ANAYASA MAHKEMESİ BAŞKAN YARDIMCISI HAŞİM KILIÇ : "BÜTÜN BİR CAMİAYI GÜVENSİZLİKLE SUÇLAMAK İSABETSİZ BİR DÜŞÜNCE"
ZAFER ÇAKMAK
ANKARA- Anayasa Mahkemesi Başkan Yardımcısı Haşim Kılıç, bütün bir camiayı güvensizlikle suçlamanın isabetsiz bir düşünce olduğunu söyledi. Kılıç, özeleştiri de yaparak, "Yargı da, ak sütten çıkmış ak kaşık değil" dedi.
Devlet Bakanı ve Başbakan Yardımcısı Mehmet Ali Şahin'in, milletvekillerinin yargıya güvenmediği yönündeki açıklamaları ve Meclis Dokunulmazlık Komisyonu'nun, yargı bağımsız olmadığı gerekçesiyle dokunulmazlıkların kaldırılmamasına karar vermesine çeşitli kesimlerden tepkiler gelmeye devam ediyor. Anayasa Mahkemesi Başkan Yardımcısı Kılıç, Anayasa Mahkemesi'nden ayrılışı sırasında gazetecilerin konuyla ilgili soruları üzerine, bütün bir toplum için çok önemli olan yargıya güvensizlik belirtmenin hoş bir davranış olmadığını vurguladı. Yargıyla ilgili özeleştiri de yapan Kılıç, "Yargı da ak sütten çıkmış ak kaşık değil, her yerde ve her toplumda olduğu gibi" diye konuştu.
Bütün bir camiayı güvensizlikle suçlamanın, isabetsiz bir düşünce olduğunu savunan Kılıç, yargının içindeki birkaç kişinin olumsuz bazı tasarrufları ya da güvensizliğe neden olan davranışlarından yola çıkarak bütün bir yargı camiasıyla ilgili güvensizlik düşüncesi ortaya konulmasını hoş karşılamadığını ifade etti. Her sosyal grupta olduğu gibi yargının içinde de güveni sarsacak davranışlarda bulunan mensupların olabileceğini kaydeden Kılıç, bunu bütün yargıya mal etmenin doğru olmadığını söyledi.

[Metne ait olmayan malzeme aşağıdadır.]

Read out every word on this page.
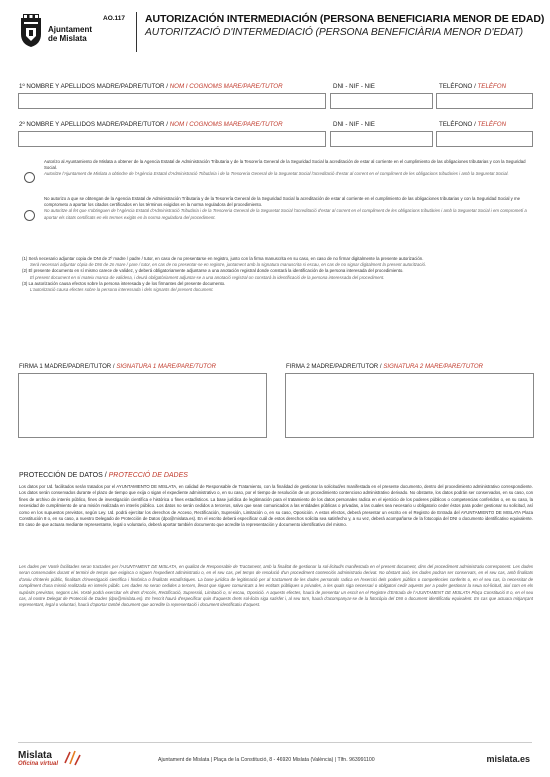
Ajuntament
de Mislata
AO.117 AUTORIZACIÓN INTERMEDIACIÓN (PERSONA BENEFICIARIA MENOR DE EDAD)
AUTORITZACIÓ D'INTERMEDIACIÓ (PERSONA BENEFICIÀRIA MENOR D'EDAT)
1º NOMBRE Y APELLIDOS MADRE/PADRE/TUTOR / NOM I COGNOMS MARE/PARE/TUTOR	DNI - NIF - NIE	TELÉFONO / TELÈFON
2º NOMBRE Y APELLIDOS MADRE/PADRE/TUTOR / NOM I COGNOMS MARE/PARE/TUTOR	DNI - NIF - NIE	TELÉFONO / TELÈFON
Autorizo al Ayuntamiento de Mislata a obtener de la Agencia Estatal de Administración Tributaria y de la Tesorería General de la Seguridad Social la acreditación de estar al corriente en el cumplimiento de las obligaciones tributarias y con la Seguridad Social.
Autoritze l'Ajuntament de Mislata a obtindre de l'Agència Estatal d'Administració Tributària i de la Tresoreria General de la Seguretat Social l'acreditació d'estar al corrent en el compliment de les obligacions tributàries i amb la Seguretat Social.
No autorizo a que se obtengan de la Agencia Estatal de Administración Tributaria y de la Tesorería General de la Seguridad Social la acreditación de estar al corriente en el cumplimiento de las obligaciones tributarias y con la Seguridad Social y me comprometo a aportar los citados certificados en los términos exigidos en la norma reguladora del procedimiento.
No autoritze al fet que s'obtinguen de l'Agència Estatal d'Administració Tributària i de la Tresoreria General de la Seguretat Social l'acreditació d'estar al corrent en el compliment de les obligacions tributàries i amb la Seguretat Social i em comprometí a aportar els citats certificats en els termes exigits en la norma reguladora del procediment.
(1) Será necesario adjuntar copia de DNI de 2º madre / padre / tutor, en caso de no presentarse en registro, junto con la firma manuscrita en su caso, en caso de no firmar digitalmente la presente autorización.
Serà necessari adjuntar còpia de DNI de 2n mare / pare / tutor, en cas de no presentar-se en registre, juntament amb la signatura manuscrita si escau, en cas de no signar digitalment la present autorització.
(2) El presente documento en sí mismo carece de validez, y deberá obligatoriamente adjuntarse a una anotación registral donde constará la identificación de la persona interesada del procedimiento.
El present document en si mateix manca de validesa, i deurà obligatòriament adjuntar-se a una anotació registral on constarà la identificació de la persona interessada del procediment.
(3) La autorización causa efectos sobre la persona interesada y de los firmantes del presente documento.
L'autorització causa efectes sobre la persona interessada i dels signants del present document.
FIRMA 1 MADRE/PADRE/TUTOR / SIGNATURA 1 MARE/PARE/TUTOR	FIRMA 2 MADRE/PADRE/TUTOR / SIGNATURA 2 MARE/PARE/TUTOR
PROTECCIÓN DE DATOS / PROTECCIÓ DE DADES
Los datos por Ud. facilitados serán tratados por el AYUNTAMIENTO DE MISLATA, en calidad de Responsable de Tratamiento, con la finalidad de gestionar la solicitud/es manifestada en el presente documento, dentro del procedimiento administrativo correspondiente. Los datos serán conservados durante el plazo de tiempo que exija o sigan el expediente administrativo o, en su caso, por el tiempo de resolución de un procedimiento contencioso administrativo derivado. No obstante, los datos podrán ser conservados, en su caso, con fines de archivo de interés público, fines de investigación científica e histórica o fines estadísticos. La base jurídica de legitimación para el tratamiento de los datos personales radica en el ejercicio de los poderes públicos o competencias conferidos o, en su caso, la necesidad de cumplimiento de una misión realizada en interés público. Los datos no serán cedidos a terceros, salvo que sean comunicados a las entidades públicas o privadas, a las cuales sea necesario u obligatorio ceder éstos para poder gestionar su solicitud, así como en los supuestos previstos, según Ley. Ud. podrá ejercitar los derechos de Acceso, Rectificación, Supresión, Limitación o, en su caso, Oposición. A estos efectos, deberá presentar un escrito en el Registro de Entrada del AYUNTAMIENTO DE MISLATA Plaza Constitución 8 o, en su caso, a nuestro Delegado de Protección de Datos (dpo@mislata.es). En el escrito deberá especificar cuál de estos derechos solicita sea satisfecho y, a su vez, deberá acompañarse de la fotocopia del DNI o documento identificativo equivalente. En caso de que actuara mediante representante, legal o voluntario, deberá aportar también documento que acredite la representación y documento identificativo del mismo.
Les dades per Vostè facilitades seran tractades per l'AJUNTAMENT DE MISLATA, en qualitat de Responsable de Tractament, amb la finalitat de gestionar la sol·licitud/s manifestada en el present document, dins del procediment administratiu corresponent. Les dades seran conservades durant el termini de temps que exigisca o siguen l'expedient administratiu o, en el seu cas, pel temps de resolució d'un procediment contenciós administratiu derivat. No obstant això, les dades podran ser conservats, en el seu cas, amb finalitats d'arxiu d'interés públic, finalitats d'investigació científica i històrica o finalitats estadístiques. La base jurídica de legitimació per al tractament de les dades personals radica en l'exercici dels poders públics o competències conferits o, en el seu cas, la necessitat de compliment d'una missió realitzada en interés públic. Les dades no seran cedides a tercers, llevat que siguen comunicats a les entitats públiques o privades, a les quals siga necessari o obligatori cedir aquests per a poder gestionar la seua sol·licitud, així com en els supòsits previstos, segons Llei. Vosté podrà exercitar els drets d'Accés, Rectificació, Supressió, Limitació o, si escau, Oposició. A aquests efectes, haurà de presentar un escrit en el Registre d'Entrada de l'AJUNTAMENT DE MISLATA Plaça Constitució 8 o, en el seu cas, al nostre Delegat de Protecció de Dades (dpo@mislata.es). En l'escrit haurà d'especificar quin d'aquests drets sol·licita siga satisfet i, al seu torn, haurà d'acompanyar-se de la fotocòpia del DNI o document identificatiu equivalent. En cas que actuara mitjançant representant, legal o voluntari, haurà d'aportar també document que acredite la representació i document identificatiu d'aquest.
Mislata
Oficina virtual
Ajuntament de Mislata | Plaça de la Constitució, 8 - 46920 Mislata (València) | Tlfn. 963991100	mislata.es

Kılıç, yargının bağımsız olmamasının dokunulmazlıkların kaldırılmaması için bir gerekçe olarak ortaya konulamayacağına da işaret ederek, "Dokunulmazlıkların kaldırılmaması konusunda daha makul, daha akılcı, daha hukuksal gerekçeler bulunabilir. Ama bu, dokunulmazlıkların kaldırılmaması yönünde bir gerekçe olamaz" ifadelerini kullandı.
"24 TANE HOCAMIZI AFFEDEMİYORUM"
Kılıç, YÖK Başkanlığı'na bir Anayasa hukukçusu olan Prof.Dr. Erdoğan Teziç'in atanmasını nasıl değerlendirdiğinin sorulması üzerine ise, Teziç'i eserleriyle, yazdığı kitaplarıyla ve hukuksal düşünceleriyle tanıdığını, yönetimde nasıl bir tavır sergileyeceğini bilmediğini söyledi. Bir kurumun başına gelen insanlara bütün suçu yüklemenin isabetli bir davranış olmayacağına dikkat çeken Kılıç, şunları söyledi:
"Çünkü YÖK'ün başında daha önce bulunan arkadaşın isabetsiz ve belki toplumun hoşuna gitmeyen bazı davranışları olabilir. Bunu tek başına yapmış bir insan değil bu tabi. O kurumun yönetimini temsil eden kurulda 24'e yakın insan vardı. Bu 24 tane hocamızı ben doğrusu pek affedemiyorum. Eğer bir takım yanlışlıklar yapıldıysa YÖK Genel Kurulu'nun da katkılarıyla olmuştur bu. Eğer Genel Kurul bu konuda YÖK Başkanı'na gerekli gücü vermemiş olsaydı YÖK Başkanı'nın bu tür davranışlarda bulunması mümkün değildir. Üniversitelerin özgür bir ortam içinde, bilimsellikten uzaklaşmadan çalışmasını sağlamak en başta üniversite mensubu olan arkadaşların görevidir. Gitmiş olan arkadaşın arkasından konuşmak istemem. Yanlış davranışlarda bulunmuştur, yanlışlar yapmıştır. Bu, toplumun vicdanında yerini almıştır. Umuyorum ki üniversitelerin arzu edilen noktaya gelmesine Erdoğan bey katkıda bulunacaktır."